Mich drängt auch die Zeit nicht. Ob ich ein Stück heute, morgen oder übermorgen fertig mache, ist unerheblich. Und was mir zusätzlich zugute kommt: ich habe keine Angst, Dinge auszuprobieren. Den Umgang mit Werkzeugen und Maschinen kann man lernen.
Irgendwann im Leben hast du mit Sicherheit das erste Mal einen Mixer in der Hand gehabt. Im Laufe der Zeit hast du vielleicht festgestellt, dass er bei manchen Aufgaben (Brotteig kneten z.B.) zu schwach ist und hast dir bei Gelegenheit einen stärkeren gekauft. Mit den Jahren hast du nun vielleicht ein richtig tolles Gerät, das allen Aufgaben gewachsen ist. Eine solche Entwicklung habe ich auch mit Werkzeugen erlebt… nach über 30 Jahren hobbymäßigem Werkeln hat es sich entwickelt. Ich glaube nicht, dass das etwas mit Talent zutun hat. Es ist Interesse.
Manchen Leuten gibt es ein Gefühl von Stolz und Zufriedenheit, einen wunderschönen Kuchen gebacken und verziert zu haben, ich bekomme dieses Gefühl, wenn ich ein Möbelstück fertig habe.
Ich finde es einfach toll, sich etwas selbst zu bauen. 1. kann man sich genau das bauen, was man haben möchte und 2. entscheidet man selbst, welche Qualität das fertige Stück hat. Gerade in der heutigen Zeit wird alles schrecklich teuer und was man für teures Geld bekommt, hat keine Qualität mehr.

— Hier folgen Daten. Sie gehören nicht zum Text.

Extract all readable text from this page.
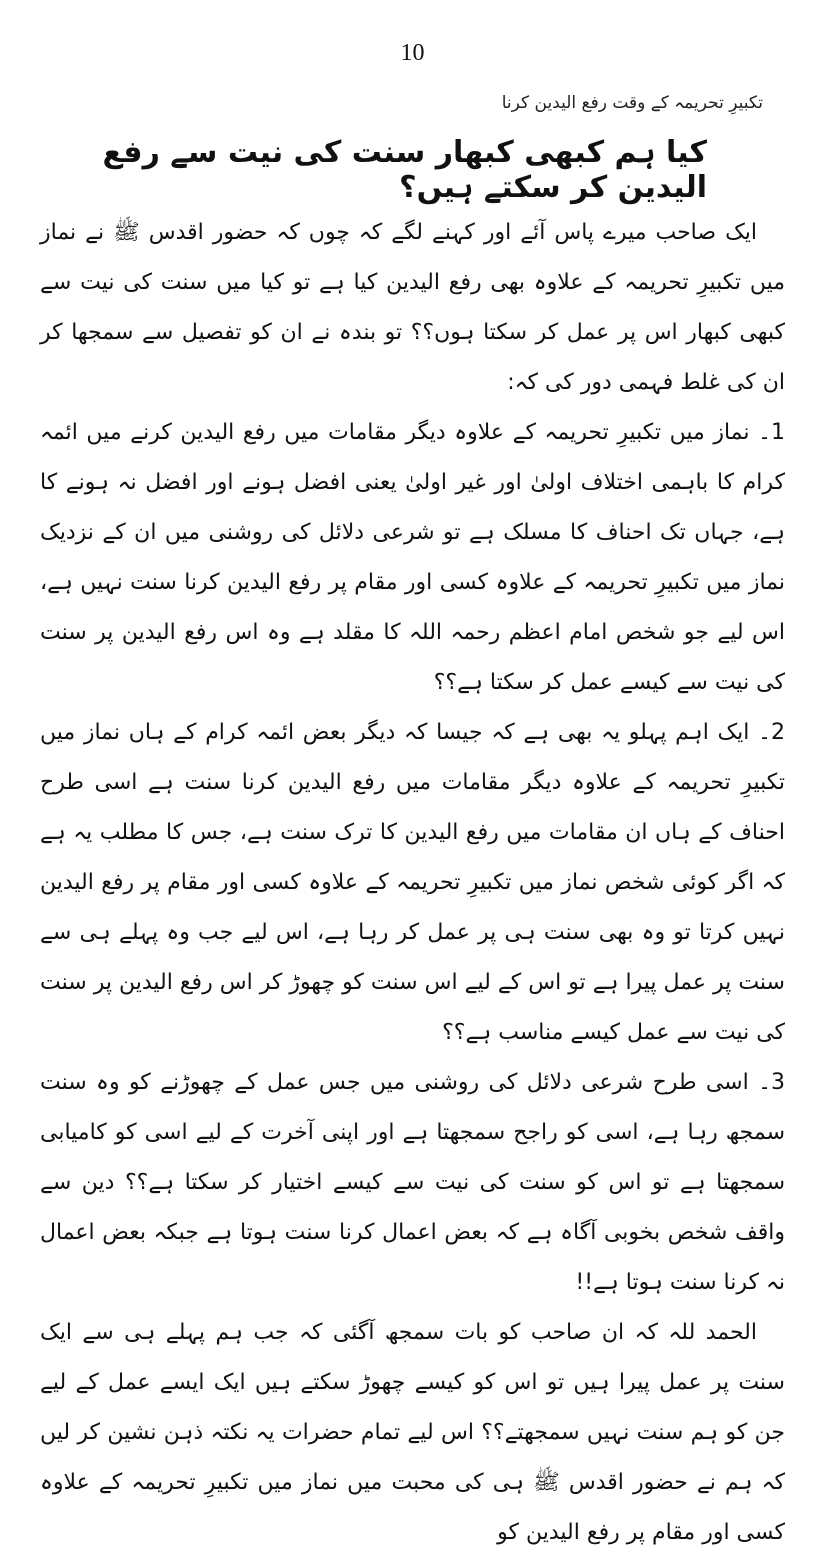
10
تکبیرِ تحریمہ کے وقت رفع الیدین کرنا
کیا ہم کبھی کبھار سنت کی نیت سے رفع الیدین کر سکتے ہیں؟

ایک صاحب میرے پاس آئے اور کہنے لگے کہ چوں کہ حضور اقدس ﷺ نے نماز میں تکبیرِ تحریمہ کے علاوہ بھی رفع الیدین کیا ہے تو کیا میں سنت کی نیت سے کبھی کبھار اس پر عمل کر سکتا ہوں؟؟ تو بندہ نے ان کو تفصیل سے سمجھا کر ان کی غلط فہمی دور کی کہ:

1۔ نماز میں تکبیرِ تحریمہ کے علاوہ دیگر مقامات میں رفع الیدین کرنے میں ائمہ کرام کا باہمی اختلاف اولیٰ اور غیر اولیٰ یعنی افضل ہونے اور افضل نہ ہونے کا ہے، جہاں تک احناف کا مسلک ہے تو شرعی دلائل کی روشنی میں ان کے نزدیک نماز میں تکبیرِ تحریمہ کے علاوہ کسی اور مقام پر رفع الیدین کرنا سنت نہیں ہے، اس لیے جو شخص امام اعظم رحمہ اللہ کا مقلد ہے وہ اس رفع الیدین پر سنت کی نیت سے کیسے عمل کر سکتا ہے؟؟

2۔ ایک اہم پہلو یہ بھی ہے کہ جیسا کہ دیگر بعض ائمہ کرام کے ہاں نماز میں تکبیرِ تحریمہ کے علاوہ دیگر مقامات میں رفع الیدین کرنا سنت ہے اسی طرح احناف کے ہاں ان مقامات میں رفع الیدین کا ترک سنت ہے، جس کا مطلب یہ ہے کہ اگر کوئی شخص نماز میں تکبیرِ تحریمہ کے علاوہ کسی اور مقام پر رفع الیدین نہیں کرتا تو وہ بھی سنت ہی پر عمل کر رہا ہے، اس لیے جب وہ پہلے ہی سے سنت پر عمل پیرا ہے تو اس کے لیے اس سنت کو چھوڑ کر اس رفع الیدین پر سنت کی نیت سے عمل کیسے مناسب ہے؟؟

3۔ اسی طرح شرعی دلائل کی روشنی میں جس عمل کے چھوڑنے کو وہ سنت سمجھ رہا ہے، اسی کو راجح سمجھتا ہے اور اپنی آخرت کے لیے اسی کو کامیابی سمجھتا ہے تو اس کو سنت کی نیت سے کیسے اختیار کر سکتا ہے؟؟ دین سے واقف شخص بخوبی آگاہ ہے کہ بعض اعمال کرنا سنت ہوتا ہے جبکہ بعض اعمال نہ کرنا سنت ہوتا ہے!!

الحمد للہ کہ ان صاحب کو بات سمجھ آگئی کہ جب ہم پہلے ہی سے ایک سنت پر عمل پیرا ہیں تو اس کو کیسے چھوڑ سکتے ہیں ایک ایسے عمل کے لیے جن کو ہم سنت نہیں سمجھتے؟؟ اس لیے تمام حضرات یہ نکتہ ذہن نشین کر لیں کہ ہم نے حضور اقدس ﷺ ہی کی محبت میں نماز میں تکبیرِ تحریمہ کے علاوہ کسی اور مقام پر رفع الیدین کو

Im Prinzip ist die Werkelei nichts anderes, als selbst zu kochen
Alles, was ich rund ums Nähen weiß, hat mir meine Mutter beigebracht. Sie war Schneiderin und Perfektionistin. Für mich ist es bis heute unvorstellbar, dass man aus Stoff und Nähseide solche Dinge zaubern kann, wie es meine Mutter konnte. Sie hatte ein umfassendes Wissen und auch das richtige Gespür dafür, welcher Stoff welche Eigenschaften hat, welcher Schnitt mit welchem Stoff genäht werden kann und welcher Schnitt auf welche Figur passt. Wenn sie mich beim Kleidung kaufen begleitet hat, musste ich nichts probieren, meine Mutter wusste auf ersten Blick: das steht mir, das steht mir nicht.

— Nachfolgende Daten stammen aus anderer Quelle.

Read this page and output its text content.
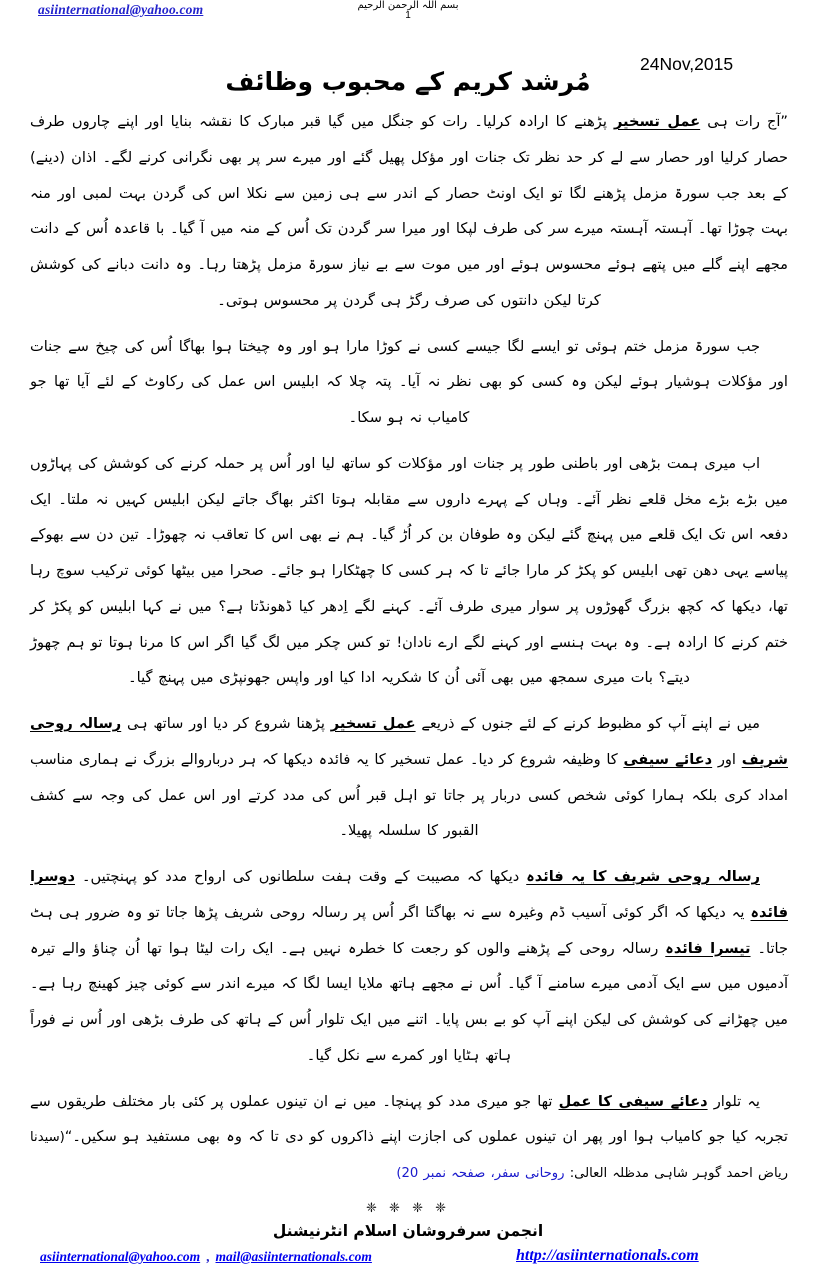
asiinternational@yahoo.com	بسم اللہ الرحمن الرحیم
1
مُرشد کریم کے محبوب وظائف
24Nov,2015

”آج رات ہی عمل تسخیر پڑھنے کا ارادہ کرلیا۔ رات کو جنگل میں گیا قبر مبارک کا نقشہ بنایا اور اپنے چاروں طرف حصار کرلیا اور حصار سے لے کر حد نظر تک جنات اور مؤکل پھیل گئے اور میرے سر پر بھی نگرانی کرنے لگے۔ اذان (دینے) کے بعد جب سورۃ مزمل پڑھنے لگا تو ایک اونٹ حصار کے اندر سے ہی زمین سے نکلا اس کی گردن بہت لمبی اور منہ بہت چوڑا تھا۔ آہستہ آہستہ میرے سر کی طرف لپکا اور میرا سر گردن تک اُس کے منہ میں آ گیا۔ با قاعدہ اُس کے دانت مجھے اپنے گلے میں پتھے ہوئے محسوس ہوئے اور میں موت سے بے نیاز سورۃ مزمل پڑھتا رہا۔ وہ دانت دبانے کی کوشش کرتا لیکن دانتوں کی صرف رگڑ ہی گردن پر محسوس ہوتی۔

جب سورۃ مزمل ختم ہوئی تو ایسے لگا جیسے کسی نے کوڑا مارا ہو اور وہ چیختا ہوا بھاگا اُس کی چیخ سے جنات اور مؤکلات ہوشیار ہوئے لیکن وہ کسی کو بھی نظر نہ آیا۔ پتہ چلا کہ ابلیس اس عمل کی رکاوٹ کے لئے آیا تھا جو کامیاب نہ ہو سکا۔

اب میری ہمت بڑھی اور باطنی طور پر جنات اور مؤکلات کو ساتھ لیا اور اُس پر حملہ کرنے کی کوشش کی پہاڑوں میں بڑے بڑے مخل قلعے نظر آئے۔ وہاں کے پہرے داروں سے مقابلہ ہوتا اکثر بھاگ جاتے لیکن ابلیس کہیں نہ ملتا۔ ایک دفعہ اس تک ایک قلعے میں پہنچ گئے لیکن وہ طوفان بن کر اُڑ گیا۔ ہم نے بھی اس کا تعاقب نہ چھوڑا۔ تین دن سے بھوکے پیاسے یہی دھن تھی ابلیس کو پکڑ کر مارا جائے تا کہ ہر کسی کا چھٹکارا ہو جائے۔ صحرا میں بیٹھا کوئی ترکیب سوچ رہا تھا، دیکھا کہ کچھ بزرگ گھوڑوں پر سوار میری طرف آئے۔ کہنے لگے اِدھر کیا ڈھونڈتا ہے؟ میں نے کہا ابلیس کو پکڑ کر ختم کرنے کا ارادہ ہے۔ وہ بہت ہنسے اور کہنے لگے ارے نادان! تو کس چکر میں لگ گیا اگر اس کا مرنا ہوتا تو ہم چھوڑ دیتے؟ بات میری سمجھ میں بھی آئی اُن کا شکریہ ادا کیا اور واپس جھونپڑی میں پہنچ گیا۔

میں نے اپنے آپ کو مظبوط کرنے کے لئے جنوں کے ذریعے عمل تسخیر پڑھنا شروع کر دیا اور ساتھ ہی رسالہ روحی شریف اور دعائے سیفی کا وظیفہ شروع کر دیا۔ عمل تسخیر کا یہ فائدہ دیکھا کہ ہر درباروالے بزرگ نے ہماری مناسب امداد کری بلکہ ہمارا کوئی شخص کسی دربار پر جاتا تو اہل قبر اُس کی مدد کرتے اور اس عمل کی وجہ سے کشف القبور کا سلسلہ پھیلا۔

رسالہ روحی شریف کا یہ فائدہ دیکھا کہ مصیبت کے وقت ہفت سلطانوں کی ارواح مدد کو پہنچتیں۔ دوسرا فائدہ یہ دیکھا کہ اگر کوئی آسیب ڈم وغیرہ سے نہ بھاگتا اگر اُس پر رسالہ روحی شریف پڑھا جاتا تو وہ ضرور ہی ہٹ جاتا۔ تیسرا فائدہ رسالہ روحی کے پڑھنے والوں کو رجعت کا خطرہ نہیں ہے۔ ایک رات لیٹا ہوا تھا اُن چناؤ والے تیرہ آدمیوں میں سے ایک آدمی میرے سامنے آ گیا۔ اُس نے مجھے ہاتھ ملایا ایسا لگا کہ میرے اندر سے کوئی چیز کھینچ رہا ہے۔ میں چھڑانے کی کوشش کی لیکن اپنے آپ کو بے بس پایا۔ اتنے میں ایک تلوار اُس کے ہاتھ کی طرف بڑھی اور اُس نے فوراً ہاتھ ہٹایا اور کمرے سے نکل گیا۔

یہ تلوار دعائے سیفی کا عمل تھا جو میری مدد کو پہنچا۔ میں نے ان تینوں عملوں پر کئی بار مختلف طریقوں سے تجربہ کیا جو کامیاب ہوا اور پھر ان تینوں عملوں کی اجازت اپنے ذاکروں کو دی تا کہ وہ بھی مستفید ہو سکیں۔“(سیدنا ریاض احمد گوہر شاہی مدظلہ العالی: روحانی سفر، صفحہ نمبر 20)

❈ ❈ ❈ ❈
انجمن سرفروشان اسلام انٹرنیشنل
asiinternational@yahoo.com , mail@asiinternationals.com	http://asiinternationals.com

Solange ich mich erinnern kann, surrte die Nähmaschine in ihrem Schneiderzimmer. Von ganz klein auf, habe ich meiner Mutter beim Nähen zugeschaut. Ich hab das Handwerk dann mit meinem technischen Interesse ausgeweitet und hab angefangen, mechanische Nähmaschinen (ohne elektrischen Motor, also ja, solche wie du sie beschreibst) zu zerlegen, versuchte die Mechanik zu verstehen und hab dann auch kleine Fehler behoben, wenn etwas nicht funktioniert hat.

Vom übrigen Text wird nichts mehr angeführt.